A test driver for supercar maker Hennessey walked away from a 250-mph crash involving a Venom F5 at the Kennedy Space Center in Florida earlier this month, the company's founder said in a statement published to Instagram on Saturday.

John Hennessey said his team was testing a new aerodynamic setup for the F5, an 1,817-horsepower supercar released in 2020, when the car lost downforce at 250 mph, causing the test driver to lose control. Amazingly, the driver walked away from the crash without any injuries. 


A cause for the crash has not been determined. Hennessey says his team is working to analyze the data to figure out the root cause of the incident.

"I am very grateful to our team of engineers and technicians who have designed and built an amazingly strong vehicle," Hennessey said in a statement. "We are also very thankful to the first responders and staff at KSC for their quick response to ensure everyone’s safety."

Hennessey touts the Venom F5 as the fastest production vehicle on the planet, capable of a claimed top speed of 311 mph. No attempt to reach that speed has been recorded as of this writing, however.
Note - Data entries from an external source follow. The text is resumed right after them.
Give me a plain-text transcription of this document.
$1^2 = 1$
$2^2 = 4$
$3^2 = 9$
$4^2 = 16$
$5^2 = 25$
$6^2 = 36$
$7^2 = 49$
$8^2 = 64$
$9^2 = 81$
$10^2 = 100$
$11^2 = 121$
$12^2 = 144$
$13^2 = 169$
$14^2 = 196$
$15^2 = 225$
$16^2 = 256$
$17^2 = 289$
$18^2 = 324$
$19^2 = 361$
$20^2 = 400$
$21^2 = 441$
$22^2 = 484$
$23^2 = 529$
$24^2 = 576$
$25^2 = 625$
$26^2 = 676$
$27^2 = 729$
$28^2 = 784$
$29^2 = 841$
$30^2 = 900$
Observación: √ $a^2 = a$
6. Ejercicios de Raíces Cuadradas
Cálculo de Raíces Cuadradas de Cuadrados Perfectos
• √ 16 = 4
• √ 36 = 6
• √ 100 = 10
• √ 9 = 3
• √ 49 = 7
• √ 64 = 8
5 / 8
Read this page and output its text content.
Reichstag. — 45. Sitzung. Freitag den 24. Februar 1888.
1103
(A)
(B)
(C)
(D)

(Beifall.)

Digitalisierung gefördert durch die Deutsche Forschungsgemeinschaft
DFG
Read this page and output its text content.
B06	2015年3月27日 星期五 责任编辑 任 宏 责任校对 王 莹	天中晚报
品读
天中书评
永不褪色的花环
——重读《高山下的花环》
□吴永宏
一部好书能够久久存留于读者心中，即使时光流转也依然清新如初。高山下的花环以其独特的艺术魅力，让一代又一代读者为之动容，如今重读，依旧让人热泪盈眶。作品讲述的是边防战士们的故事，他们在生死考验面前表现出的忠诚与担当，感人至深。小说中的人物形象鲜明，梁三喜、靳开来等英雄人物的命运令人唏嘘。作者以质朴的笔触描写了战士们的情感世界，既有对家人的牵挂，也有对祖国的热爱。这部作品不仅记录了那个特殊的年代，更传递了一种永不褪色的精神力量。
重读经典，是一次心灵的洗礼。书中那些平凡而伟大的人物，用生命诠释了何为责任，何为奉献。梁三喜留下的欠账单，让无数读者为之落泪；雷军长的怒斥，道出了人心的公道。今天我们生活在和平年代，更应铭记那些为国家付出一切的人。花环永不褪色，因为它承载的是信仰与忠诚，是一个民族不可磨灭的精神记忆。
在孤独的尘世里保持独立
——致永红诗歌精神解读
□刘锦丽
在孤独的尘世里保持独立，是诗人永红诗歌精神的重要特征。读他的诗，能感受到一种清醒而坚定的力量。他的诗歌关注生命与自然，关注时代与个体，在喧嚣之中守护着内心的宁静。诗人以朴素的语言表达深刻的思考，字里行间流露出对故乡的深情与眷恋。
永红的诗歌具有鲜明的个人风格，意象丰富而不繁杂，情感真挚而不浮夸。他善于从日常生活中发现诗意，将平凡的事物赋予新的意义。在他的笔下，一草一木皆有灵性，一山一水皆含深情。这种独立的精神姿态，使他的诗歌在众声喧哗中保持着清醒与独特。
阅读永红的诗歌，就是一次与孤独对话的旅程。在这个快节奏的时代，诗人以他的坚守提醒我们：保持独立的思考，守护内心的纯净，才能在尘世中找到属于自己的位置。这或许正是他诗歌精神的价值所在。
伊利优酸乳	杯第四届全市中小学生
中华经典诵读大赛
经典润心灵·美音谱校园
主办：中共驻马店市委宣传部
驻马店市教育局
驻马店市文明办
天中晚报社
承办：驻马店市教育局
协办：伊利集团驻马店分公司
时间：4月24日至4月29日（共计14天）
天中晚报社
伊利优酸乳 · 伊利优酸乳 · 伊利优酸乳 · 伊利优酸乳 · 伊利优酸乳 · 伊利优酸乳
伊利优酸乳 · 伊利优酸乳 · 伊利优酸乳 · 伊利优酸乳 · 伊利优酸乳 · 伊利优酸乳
The company did not give a reason for the new aero testing, though considering the location of the test, we suspect the aero was meant to help improve straight-line speed. 

There's no word on the condition of the test car or the nature of the crash, nor do we have a timeline for Hennessey's top-speed test. Hopefully the damage isn't too bad; we're dying to see an American car break the 300-mph barrier.